Considerando que as normas regentes tratam da guia de utilização como instrumento para a exploração/extração de recursos minerais antes da outorga do título definitivo, com volume e prazo definidos, seria possível sua comercialização após findada sua vigência?


A resposta é positiva.


Analisando-se a legislação, infere-se pela inexistência de impedimento legal para tanto.


O minerador, que indica no Relatório Anual de Lavra - RAL, o volume produzido durante o período de vigência da guia de utilização, mas que permaneceu em estoque, poderá comercializá-lo em momento posterior.


E outro não poderia ser o entendimento, visto que tratando-se de extração mineral regularmente realizada, o produto da lavra deixa de ser bem da União para se tornar propriedade do minerador (art. 20, IX c/c art. 176, CF). Caberá a ele decidir o momento mais adequado para ofertar os produtos no mercado.


Note-se que as normas acima transcritas (art. 22, § 2º, Decreto-Lei n. 227/1967 e art. 67, Portaria 155/2016) são claras ao dispor que a autorização excepcional concedida pela União é para fins de extração/exploração dos recursos minerais e não para a comercialização dos bens.
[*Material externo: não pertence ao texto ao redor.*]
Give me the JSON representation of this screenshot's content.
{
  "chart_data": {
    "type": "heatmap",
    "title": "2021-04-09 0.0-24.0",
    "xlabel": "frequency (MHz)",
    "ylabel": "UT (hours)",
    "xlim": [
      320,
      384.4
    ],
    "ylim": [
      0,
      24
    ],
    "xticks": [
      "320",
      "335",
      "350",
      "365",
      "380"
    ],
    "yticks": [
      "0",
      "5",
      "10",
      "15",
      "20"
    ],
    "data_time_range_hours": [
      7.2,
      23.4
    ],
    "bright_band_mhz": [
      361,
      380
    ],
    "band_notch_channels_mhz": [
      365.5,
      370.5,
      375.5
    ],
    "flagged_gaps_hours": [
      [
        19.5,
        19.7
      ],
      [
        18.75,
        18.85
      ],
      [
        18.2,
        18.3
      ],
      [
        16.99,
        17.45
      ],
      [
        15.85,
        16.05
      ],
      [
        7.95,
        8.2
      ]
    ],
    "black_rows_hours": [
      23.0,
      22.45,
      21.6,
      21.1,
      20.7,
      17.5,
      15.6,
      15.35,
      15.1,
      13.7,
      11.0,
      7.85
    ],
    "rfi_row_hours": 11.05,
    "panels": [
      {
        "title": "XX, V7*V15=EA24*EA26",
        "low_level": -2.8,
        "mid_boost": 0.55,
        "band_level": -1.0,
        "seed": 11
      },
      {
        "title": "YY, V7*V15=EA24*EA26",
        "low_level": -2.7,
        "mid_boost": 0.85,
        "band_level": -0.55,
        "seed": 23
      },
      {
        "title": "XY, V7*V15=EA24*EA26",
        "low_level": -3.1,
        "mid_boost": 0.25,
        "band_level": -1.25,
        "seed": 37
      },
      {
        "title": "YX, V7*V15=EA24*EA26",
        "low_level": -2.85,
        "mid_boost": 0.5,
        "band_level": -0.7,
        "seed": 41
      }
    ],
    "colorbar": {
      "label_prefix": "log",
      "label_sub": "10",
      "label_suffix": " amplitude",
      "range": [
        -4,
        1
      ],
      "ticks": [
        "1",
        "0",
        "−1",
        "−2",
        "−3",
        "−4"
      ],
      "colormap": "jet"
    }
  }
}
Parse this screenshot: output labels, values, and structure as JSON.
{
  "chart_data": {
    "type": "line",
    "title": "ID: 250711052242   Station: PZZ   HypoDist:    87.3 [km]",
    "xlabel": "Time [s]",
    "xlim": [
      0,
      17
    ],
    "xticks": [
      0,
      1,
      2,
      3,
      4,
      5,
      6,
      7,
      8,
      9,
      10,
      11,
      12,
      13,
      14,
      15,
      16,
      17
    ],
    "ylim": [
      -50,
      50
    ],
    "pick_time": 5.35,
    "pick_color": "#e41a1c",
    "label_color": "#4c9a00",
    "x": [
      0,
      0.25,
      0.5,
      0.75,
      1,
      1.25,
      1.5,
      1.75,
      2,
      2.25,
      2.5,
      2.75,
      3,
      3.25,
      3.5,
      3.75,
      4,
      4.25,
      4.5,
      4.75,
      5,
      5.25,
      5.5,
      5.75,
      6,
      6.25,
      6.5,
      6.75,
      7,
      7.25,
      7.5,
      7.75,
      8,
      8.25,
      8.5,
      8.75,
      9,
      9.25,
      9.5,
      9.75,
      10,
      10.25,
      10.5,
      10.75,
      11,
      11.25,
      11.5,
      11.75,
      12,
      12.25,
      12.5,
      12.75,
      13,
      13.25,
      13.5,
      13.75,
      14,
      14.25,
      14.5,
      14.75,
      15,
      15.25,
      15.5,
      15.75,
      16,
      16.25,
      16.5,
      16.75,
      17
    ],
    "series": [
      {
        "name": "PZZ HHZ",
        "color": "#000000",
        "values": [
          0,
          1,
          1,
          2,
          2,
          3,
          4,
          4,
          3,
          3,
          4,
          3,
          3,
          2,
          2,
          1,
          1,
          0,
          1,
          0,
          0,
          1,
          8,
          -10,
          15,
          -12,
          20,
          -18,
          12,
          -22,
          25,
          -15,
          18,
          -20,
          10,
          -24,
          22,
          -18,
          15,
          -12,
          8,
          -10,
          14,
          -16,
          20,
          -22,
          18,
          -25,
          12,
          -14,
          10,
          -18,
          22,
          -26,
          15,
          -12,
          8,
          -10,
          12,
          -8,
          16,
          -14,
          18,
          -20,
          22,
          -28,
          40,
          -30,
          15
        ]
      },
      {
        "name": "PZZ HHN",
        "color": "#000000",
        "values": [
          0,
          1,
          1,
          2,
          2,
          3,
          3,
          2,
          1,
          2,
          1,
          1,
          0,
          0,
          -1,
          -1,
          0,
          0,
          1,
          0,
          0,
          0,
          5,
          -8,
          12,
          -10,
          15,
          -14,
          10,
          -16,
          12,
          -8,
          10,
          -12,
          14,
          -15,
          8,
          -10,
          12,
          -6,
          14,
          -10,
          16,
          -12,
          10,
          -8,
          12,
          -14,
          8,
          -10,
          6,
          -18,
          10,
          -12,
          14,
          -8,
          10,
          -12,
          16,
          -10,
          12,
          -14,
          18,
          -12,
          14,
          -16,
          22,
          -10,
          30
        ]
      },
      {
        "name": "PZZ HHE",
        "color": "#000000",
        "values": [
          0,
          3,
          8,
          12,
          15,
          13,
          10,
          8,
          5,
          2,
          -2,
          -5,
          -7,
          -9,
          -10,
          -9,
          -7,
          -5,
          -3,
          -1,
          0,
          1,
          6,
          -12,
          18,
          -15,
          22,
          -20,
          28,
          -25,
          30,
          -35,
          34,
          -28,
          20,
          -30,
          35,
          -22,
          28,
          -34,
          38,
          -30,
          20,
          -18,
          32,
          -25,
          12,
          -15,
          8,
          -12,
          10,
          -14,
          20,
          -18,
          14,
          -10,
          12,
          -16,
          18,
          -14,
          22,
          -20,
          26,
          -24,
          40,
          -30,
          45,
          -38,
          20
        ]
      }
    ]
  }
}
O Parecer 005/2013/PF/DNPM/MG-GAM analisou a matéria aqui tratada, também concluindo pela “(...) possibilidade de alienação do produto da lavra, após o término da vigência de Guia de Utilização, desde que a extração da substância mineral tenha sido realizada em conformidade com o título autorizativo.
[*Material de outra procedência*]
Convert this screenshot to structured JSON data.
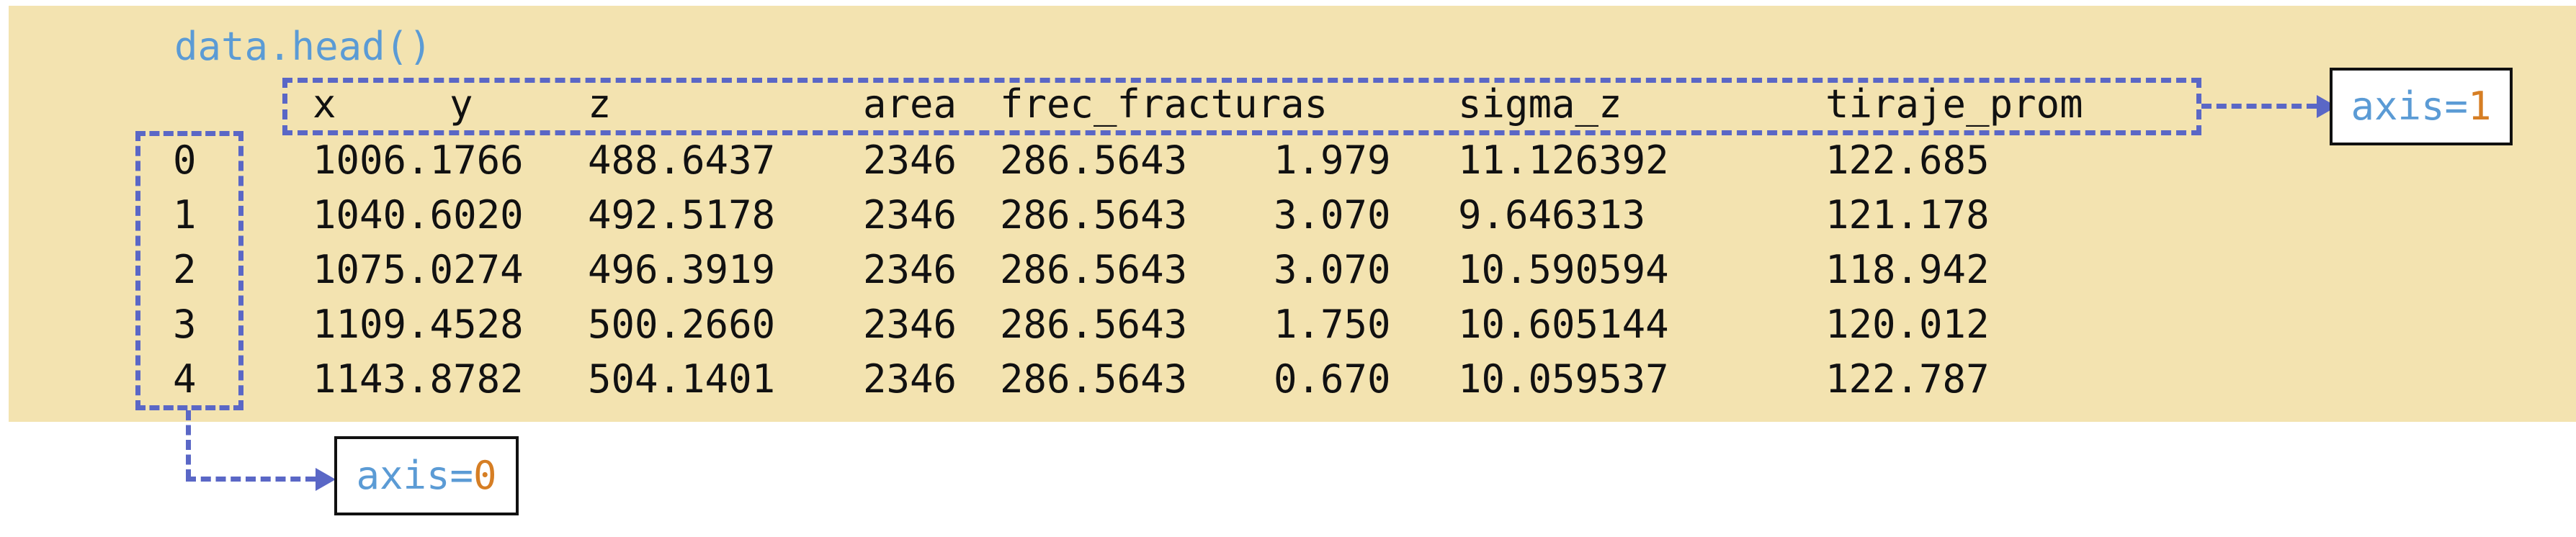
{
  "code": "data.head()",
  "table": {
    "header": {
      "x": "x",
      "y": "y",
      "z": "z",
      "area": "area",
      "frec_fracturas": "frec_fracturas",
      "sigma_z": "sigma_z",
      "tiraje_prom": "tiraje_prom"
    },
    "rows": [
      {
        "index": "0",
        "x": "1006.1766",
        "z": "488.6437",
        "area": "2346",
        "frec_fracturas": "286.5643",
        "sigma_value": "1.979",
        "sigma_z": "11.126392",
        "tiraje_prom": "122.685"
      },
      {
        "index": "1",
        "x": "1040.6020",
        "z": "492.5178",
        "area": "2346",
        "frec_fracturas": "286.5643",
        "sigma_value": "3.070",
        "sigma_z": "9.646313",
        "tiraje_prom": "121.178"
      },
      {
        "index": "2",
        "x": "1075.0274",
        "z": "496.3919",
        "area": "2346",
        "frec_fracturas": "286.5643",
        "sigma_value": "3.070",
        "sigma_z": "10.590594",
        "tiraje_prom": "118.942"
      },
      {
        "index": "3",
        "x": "1109.4528",
        "z": "500.2660",
        "area": "2346",
        "frec_fracturas": "286.5643",
        "sigma_value": "1.750",
        "sigma_z": "10.605144",
        "tiraje_prom": "120.012"
      },
      {
        "index": "4",
        "x": "1143.8782",
        "z": "504.1401",
        "area": "2346",
        "frec_fracturas": "286.5643",
        "sigma_value": "0.670",
        "sigma_z": "10.059537",
        "tiraje_prom": "122.787"
      }
    ]
  },
  "annotations": {
    "axis1": {
      "label": "axis=",
      "value": "1"
    },
    "axis0": {
      "label": "axis=",
      "value": "0"
    }
  },
  "colors": {
    "banner_background": "#f3e3b0",
    "dashed_outline": "#5a67c6",
    "code_text": "#5b9bd5",
    "axis_value": "#d67e24",
    "body_text": "#111111"
  },
  "icons": {
    "arrow_right": "arrow-right-icon"
  }
}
Isto porque, sendo elucidado no Parecer:


(...) não há vedação à comercialização do produto da lavra sem o amparo da Guia de Utilização. O que as normas legais impõem é a necessidade de a extração das substâncias minerais ocorrerem nos termos do título autorizativo. Até mesmo porque, atribuída ao concessionário a propriedade do produto da lavra, assiste-lhe a faculdade dele dispor, porquanto operou-se a transferência de domínio do que antes era recurso mineral e foi transformado em produto da lavra.
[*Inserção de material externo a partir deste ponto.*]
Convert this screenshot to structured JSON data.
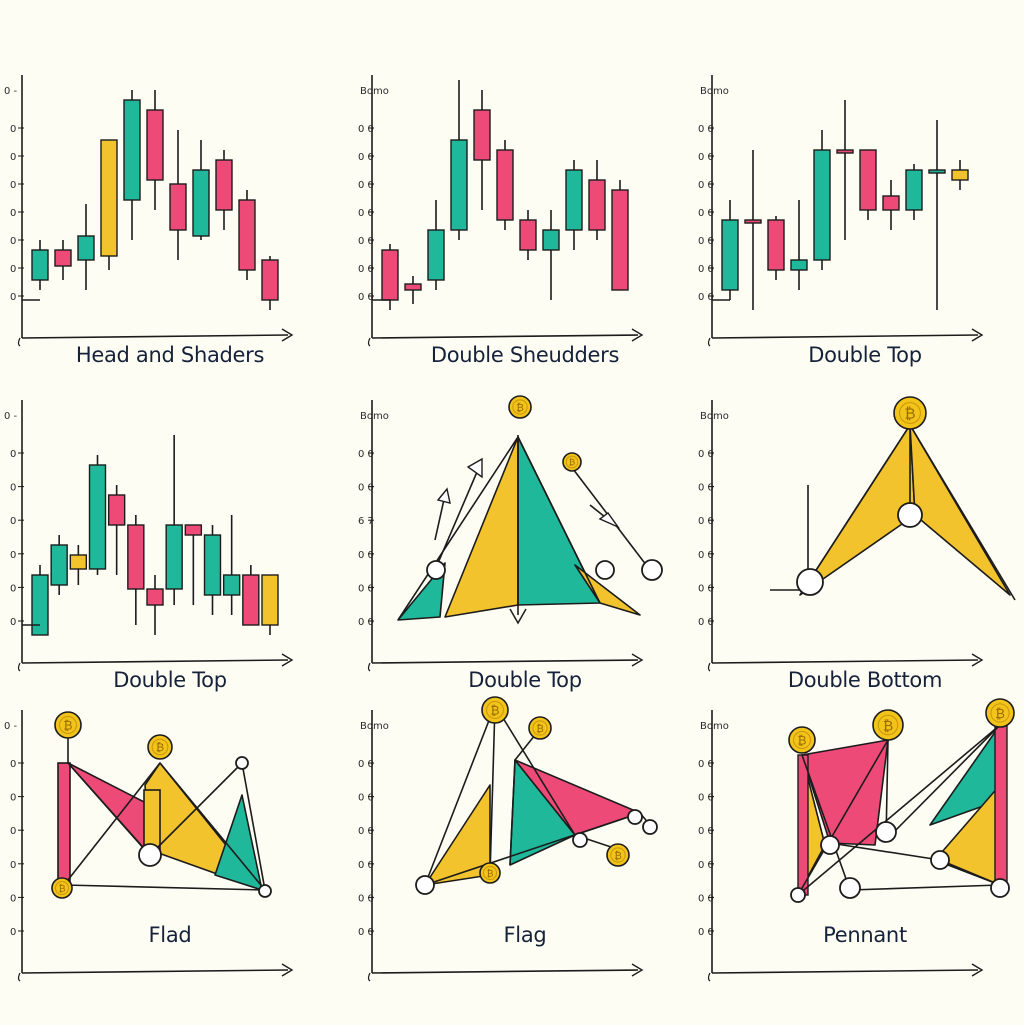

No mesmo sentido decidiu o Superior Tribunal de Justiça, no julgamento do Recurso Especial 1652223 RS 2017/0023987-9, de relatoria da Ministra Assusete Magalhães, parcialmente abaixo transcrito:


RECURSO ESPECIAL Nº 1.652.223 - RS (2017/0023987-9) RELATORA : MINISTRA ASSUSETE MAGALHÃES RECORRENTE : UNIÃO RECORRIDO : COMPACTA COMÉRCIO DE PEDRAS LTDA ME ADVOGADOS : ELIAS PRESTES MOREIRA KARAM - PR033061 MARCELO GANDOLFI SIQUEIRA - PR028814 VIRGÍNIA GANDOLFI SIQUEIRA NETA - PR075450 DECISÃO Trata-se de Recurso Especial, interposto pela UNIÃO, com fulcro na alínea a do permissivo constitucional, contra acórdão do Tribunal Regional Federal da 4ª Região, assim ementado: "DIREITO ADMINISTRATIVO. AMBIENTAL. AÇÃO CIVIL PÚBLICA. ALIENAÇÃO DE MINÉRIO MANTIDO EM ESTOQUE APÓS EXPIRAR A GUIA DE UTILIZAÇÃO. LEGALIDADE. O FATO GERADOR DA CEFEM RECOLHIDA É A VENDA DO MINÉRIO E NÃO A SUA LAVRA. 1. A apelada recolheu a CEFEM por venda de basalto em período subsequente ao término de validade da Guia de Autorização. Desse lançamento no sítio da Diretoria de Procedimentos de Arrecadação - DIPAR, houve a presunção de que a apelada tivesse lavrado minério sem autorização do órgão competente. Tal prova cumpria à União realizar, porque constitutiva do seu direito. Não basta a mera presunção. 2. O detentor de Guia de Utilização está autorizado a extrair e comercializar o minério, desde que efetue o recolhimento da CEFEM. 3. Não há óbice legal para a comercialização de minério mantido em estoque após a expiração da Guia de Utilização. 4. Apelação a que se nega provimento" (fl. 870e). (...)

(STJ - REsp: 1652223 RS 2017/0023987-9, Relator: Ministra ASSUSETE MAGALHÃES, Data de Publicação: DJ 27/05/2019)


Os recursos minerais produzidos licitamente durante a vigência da guia de utilização poderão ser comercializados a qualquer momento, a critério do minerador, tendo em vista que a propriedade do produto da lavra lhe foi garantida por aplicação do art. 176 da Constituição Federal e análise sistemática das normas que versam sobre a matéria.